Ничего не поняла Анна Иоанновна, только еще больше стала бояться. Всего – двора, бояр, мужиков… всей России! Явился к ней Бирен, целовал колени, а речь странной была:
– Отпустите меня, ваше величество. Меня не любят здесь, и беда неминуема! Если не пощадили русского генерала, то… Вот! (Бирен держал в пальцах тонкое, как игла, стекло.) Вот, ваше величество, стекло это выловили сейчас из тарелки нашего маленького Карла!
Анне принесли ужин, но она смахнула его со стола:
– Прочь! Не стану есть. Отрава мне чудится…
Рейнгольд Левенвольде быстро сообразил, что надо делать.
– Прикажите позвать моего брата? – спросил вкрадчиво.
– Зови…
Быстрый и ловкий, явился Густав Левенвольде.
– Нет, не было и не будет двора в Европе, – заговорил, – где бы не береглись от крамол и яда! Но я уже распорядился: отныне пищу вам готовить будет кухмистер Фельтен, из образованных гастрономов Германии, и… – Левенвольде пальцами пощелкал (из-под манжеты вдруг веером рассыпалась колода карт).
– Говори, – разрешила Анна. – Все говори, что мыслишь.
– Пора подумать вам о защите престола своего! Великое государство не может не иметь тайного розыска…
Анна Иоанновна побагровела, задышала часто.
– Кого? – спросила, на рассыпанные карты глядя. – Кого назначить? Ромодановский-то волею божией помре в тягостях…
Левенвольде нагнулся и цепко подобрал карты с полу. С треском он перебрал колоду в пальцах. И сунул за обшлаг обратно.
– Мы, – сказал, – ваши старые митавские друзья, никак не согласны мешаться в русские дела. Во главе сыска надобно ставить обязательно русского! И чтобы он был предан вам! И чтобы знал Россию вдоль и поперек! И чтобы вид крови его не устрашил…
– Ушаков, – догадалась Анна. – Ушакова не устрашишь.
– Вот именно, – просветлел Левенвольде. – Персона эта закалена и в счастии и в бедах. Ушаков ел на золоте, но умеет носить и лапти. Он знает мужика и солдата одинаково хорошо, как и вельмож России… Окажите же ему доверье, как церберу престола!
Анна Иоанновна задумалась. Ушаков – ласковый такой, шустрый. Коли фрейлина платок обронит, так он подскочит ловчее камер-юнкера. И спина гнется – хоть куда! Крепенький старичок. Говорят, акафисты поет умилительно. Ко всенощной исправно ходит. А сон его короток бывает, как у монашенки старой…
И велела императрица звать Андрея Ивановича до себя.

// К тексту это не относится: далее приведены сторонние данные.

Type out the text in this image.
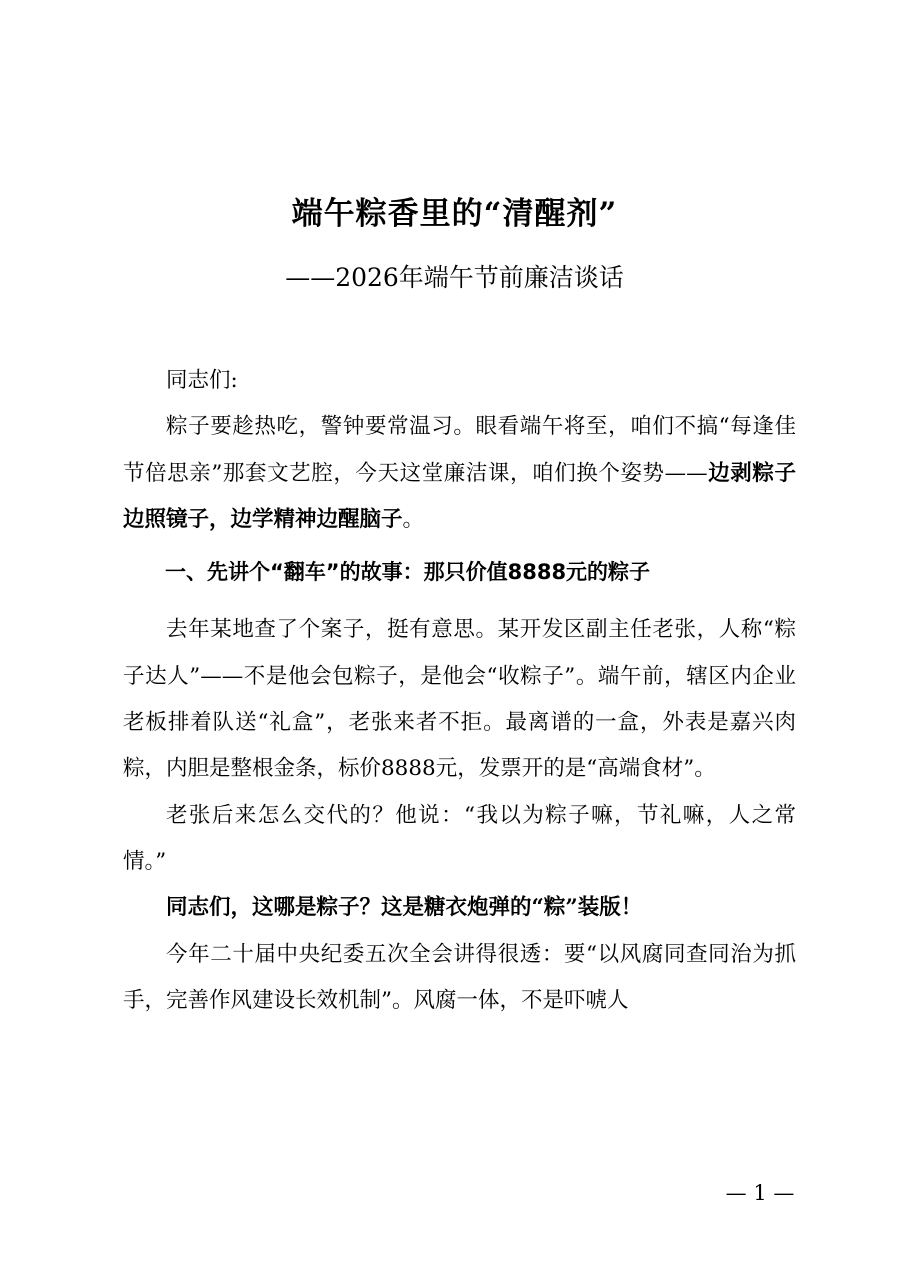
端午粽香里的“清醒剂”
——2026年端午节前廉洁谈话

同志们:

粽子要趁热吃，警钟要常温习。眼看端午将至，咱们不搞“每逢佳节倍思亲”那套文艺腔，今天这堂廉洁课，咱们换个姿势——边剥粽子边照镜子，边学精神边醒脑子。

一、先讲个“翻车”的故事：那只价值8888元的粽子

去年某地查了个案子，挺有意思。某开发区副主任老张，人称“粽子达人”——不是他会包粽子，是他会“收粽子”。端午前，辖区内企业老板排着队送“礼盒”，老张来者不拒。最离谱的一盒，外表是嘉兴肉粽，内胆是整根金条，标价8888元，发票开的是“高端食材”。

老张后来怎么交代的？他说：“我以为粽子嘛，节礼嘛，人之常情。”

同志们，这哪是粽子？这是糖衣炮弹的“粽”装版！

今年二十届中央纪委五次全会讲得很透：要“以风腐同查同治为抓手，完善作风建设长效机制”。风腐一体，不是吓唬人

— 1 —
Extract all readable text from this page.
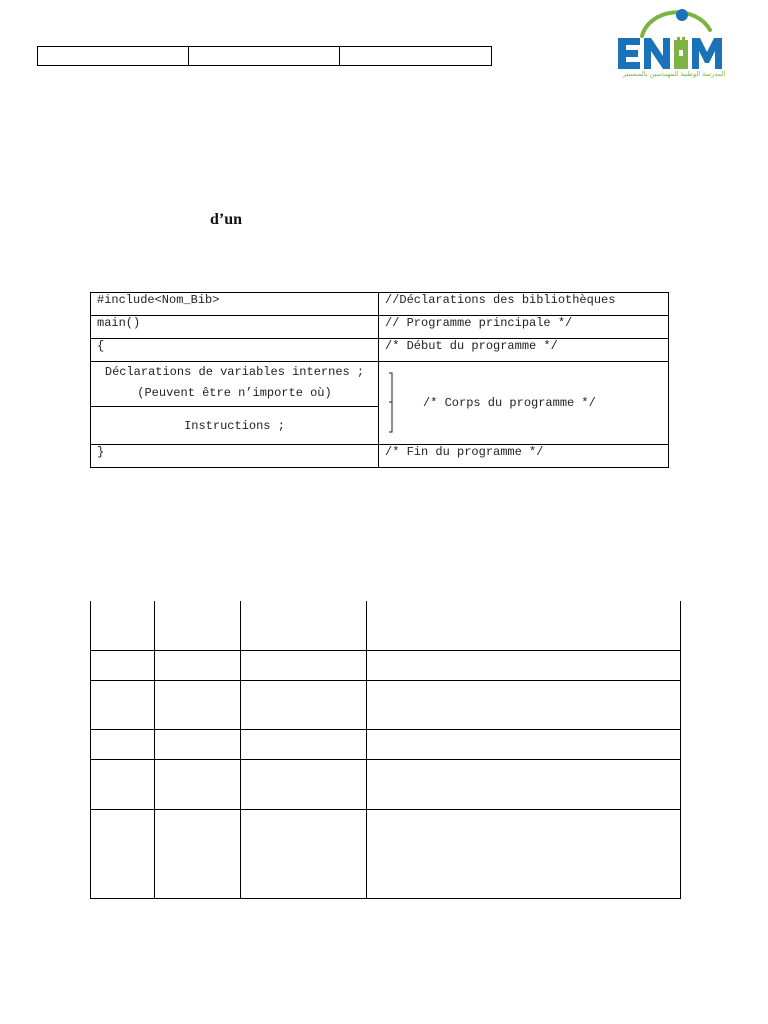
المدرسة الوطنية للمهندسين بالمنستير
d’un
#include<Nom_Bib>	//Déclarations des bibliothèques
main()	// Programme principale */
{	/* Début du programme */

Déclarations de variables internes ;
(Peuvent être n’importe où)	/* Corps du programme */

Instructions ;	
}	/* Fin du programme */
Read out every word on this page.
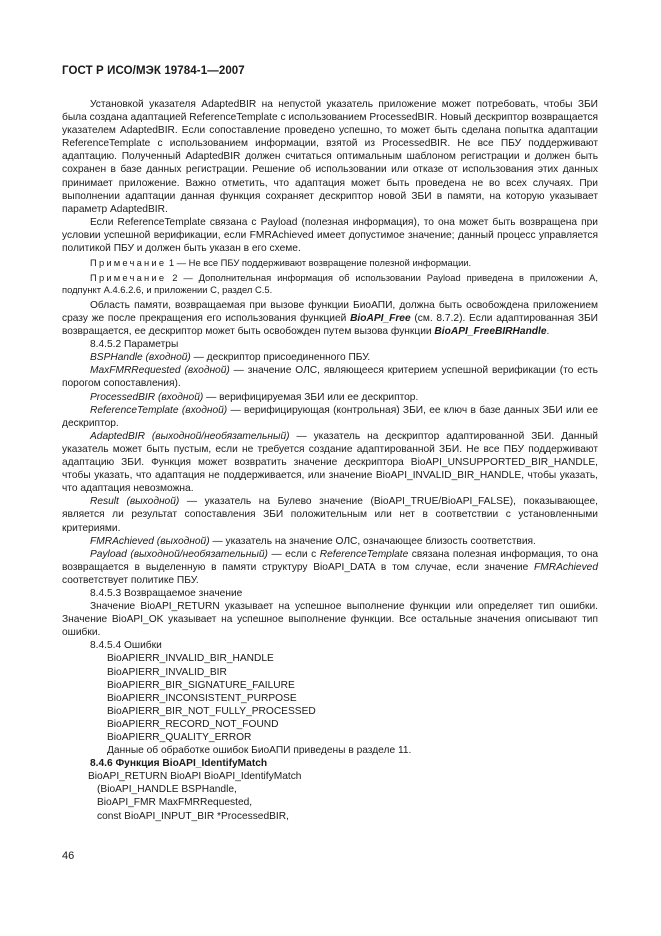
ГОСТ Р ИСО/МЭК 19784-1—2007

Установкой указателя AdaptedBIR на непустой указатель приложение может потребовать, чтобы ЗБИ была создана адаптацией ReferenceTemplate с использованием ProcessedBIR. Новый дескриптор возвращается указателем AdaptedBIR. Если сопоставление проведено успешно, то может быть сделана попытка адаптации ReferenceTemplate с использованием информации, взятой из ProcessedBIR. Не все ПБУ поддерживают адаптацию. Полученный AdaptedBIR должен считаться оптимальным шаблоном регистрации и должен быть сохранен в базе данных регистрации. Решение об использовании или отказе от использования этих данных принимает приложение. Важно отметить, что адаптация может быть проведена не во всех случаях. При выполнении адаптации данная функция сохраняет дескриптор новой ЗБИ в памяти, на которую указывает параметр AdaptedBIR.

Если ReferenceTemplate связана с Payload (полезная информация), то она может быть возвращена при условии успешной верификации, если FMRAchieved имеет допустимое значение; данный процесс управляется политикой ПБУ и должен быть указан в его схеме.

Примечание 1 — Не все ПБУ поддерживают возвращение полезной информации.

Примечание 2 — Дополнительная информация об использовании Payload приведена в приложении А, подпункт А.4.6.2.6, и приложении С, раздел С.5.

Область памяти, возвращаемая при вызове функции БиоАПИ, должна быть освобождена приложением сразу же после прекращения его использования функцией BioAPI_Free (см. 8.7.2). Если адаптированная ЗБИ возвращается, ее дескриптор может быть освобожден путем вызова функции BioAPI_FreeBIRHandle.

8.4.5.2 Параметры

BSPHandle (входной) — дескриптор присоединенного ПБУ.

MaxFMRRequested (входной) — значение ОЛС, являющееся критерием успешной верификации (то есть порогом сопоставления).

ProcessedBIR (входной) — верифицируемая ЗБИ или ее дескриптор.

ReferenceTemplate (входной) — верифицирующая (контрольная) ЗБИ, ее ключ в базе данных ЗБИ или ее дескриптор.

AdaptedBIR (выходной/необязательный) — указатель на дескриптор адаптированной ЗБИ. Данный указатель может быть пустым, если не требуется создание адаптированной ЗБИ. Не все ПБУ поддерживают адаптацию ЗБИ. Функция может возвратить значение дескриптора BioAPI_UNSUPPORTED_BIR_HANDLE, чтобы указать, что адаптация не поддерживается, или значение BioAPI_INVALID_BIR_HANDLE, чтобы указать, что адаптация невозможна.

Result (выходной) — указатель на Булево значение (BioAPI_TRUE/BioAPI_FALSE), показывающее, является ли результат сопоставления ЗБИ положительным или нет в соответствии с установленными критериями.

FMRAchieved (выходной) — указатель на значение ОЛС, означающее близость соответствия.

Payload (выходной/необязательный) — если с ReferenceTemplate связана полезная информация, то она возвращается в выделенную в памяти структуру BioAPI_DATA в том случае, если значение FMRAchieved соответствует политике ПБУ.

8.4.5.3 Возвращаемое значение

Значение BioAPI_RETURN указывает на успешное выполнение функции или определяет тип ошибки. Значение BioAPI_OK указывает на успешное выполнение функции. Все остальные значения описывают тип ошибки.

8.4.5.4 Ошибки

BioAPIERR_INVALID_BIR_HANDLE

BioAPIERR_INVALID_BIR

BioAPIERR_BIR_SIGNATURE_FAILURE

BioAPIERR_INCONSISTENT_PURPOSE

BioAPIERR_BIR_NOT_FULLY_PROCESSED

BioAPIERR_RECORD_NOT_FOUND

BioAPIERR_QUALITY_ERROR

Данные об обработке ошибок БиоАПИ приведены в разделе 11.

8.4.6 Функция BioAPI_IdentifyMatch

BioAPI_RETURN BioAPI BioAPI_IdentifyMatch

(BioAPI_HANDLE BSPHandle,

BioAPI_FMR MaxFMRRequested,

const BioAPI_INPUT_BIR *ProcessedBIR,

46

– По матерному благоутробию к своим верноподданным, – сказала она, – защищу народ свой от плевелосеятелей… А ты, енерал, псом моим верным желаешь ли быть?
Ушаков так и ляпнулся перед нею – словно лепешка сырая:
– Изволь, матушка… стану. И на людишек излаюсь!
– Тайную канцелярию, – нашептала ему Анна, – погодя оснуем по всем строгостям. А пока ты возле мены – бди!
И вышел из дверей царских Ушаков в парике громадном, пудрой обсыпанном, и сказал – для сведения всеобщего:
– Ныне народ русский стыдлив стал: доносить в подлость себе почитает. А донос – дело государево, и служба за царями не пропадает! Так велено объявить крепчайше Сенату и Коллегиям, по кораблям и полкам, по кабакам и площадям, чтобы отныне всякой, кто ведает зло потаенное, пусть кричит, не таясь: «Слово и дело!»